Sometimes the second or third time a user sees a new page, they might be more comfortable with it, leading to higher conversion. On the other hand, if a page is more complicated, repeated visits may reduce conversion. Strategies:
Measure first-time vs. returning users separately: Segment conversions by the visit count or user’s recency. Compare if the new page helps or hurts repeated visitors.
Onboarding or tutorial: If the new design has a learning curve, consider including a brief tutorial or help text to mitigate negative impacts for first-time visits.
What are sequential testing procedures, and how do they help with continuous monitoring?
Sequential testing (e.g., SPRT, group sequential designs) allows you to analyze the data as it comes in and potentially stop the experiment early with controlled Type I and Type II error rates. This is valuable if you want real-time monitoring of your results:
Key advantage: You do not have to wait until the planned end of the experiment to detect a large effect. If one version is clearly winning early on, you can conclude faster.

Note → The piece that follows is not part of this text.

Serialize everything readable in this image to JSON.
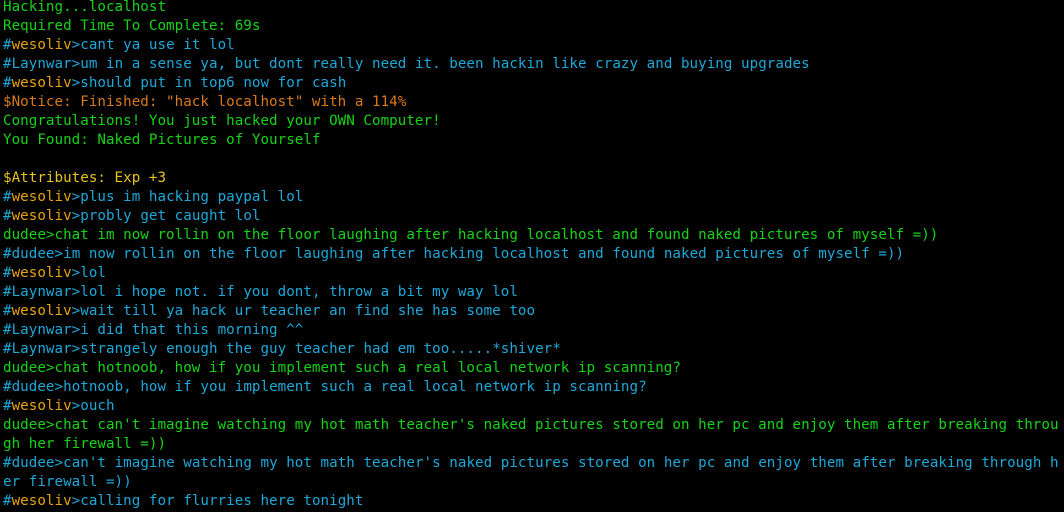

Key risk: Naively peeking at the data multiple times inflates false positives. Sequential methods incorporate appropriate statistical corrections (like alpha-spending functions) so that you maintain an overall significance level.
Implementation detail: Tools exist for sequential A/B tests, but you have to pre-plan how often to check and precisely how to adjust your significance thresholds at each check.
How would you handle multi-armed bandit testing for more than two variants?
With more than two page versions, multi-armed bandit algorithms (e.g., Thompson sampling, Upper Confidence Bound) help automatically allocate more traffic to better-performing variants over time:
Dynamic allocation: Instead of a fixed 1/n traffic split, the bandit approach updates probabilities of assigning new users to each variant based on accumulated performance.
Speed to optimal: Bandits can reach a better overall conversion rate more quickly than a purely random A/B test because underperforming variants automatically receive fewer new users.
Caveats: You gain efficiency but lose some straightforwardness in analysis—your distribution of users is no longer uniform, so you must carefully account for the adaptive assignment when you interpret results. Traditional confidence interval formulas are not directly applicable. You can, however, use specialized Bayesian or frequentist techniques that incorporate the bandit’s adaptive nature.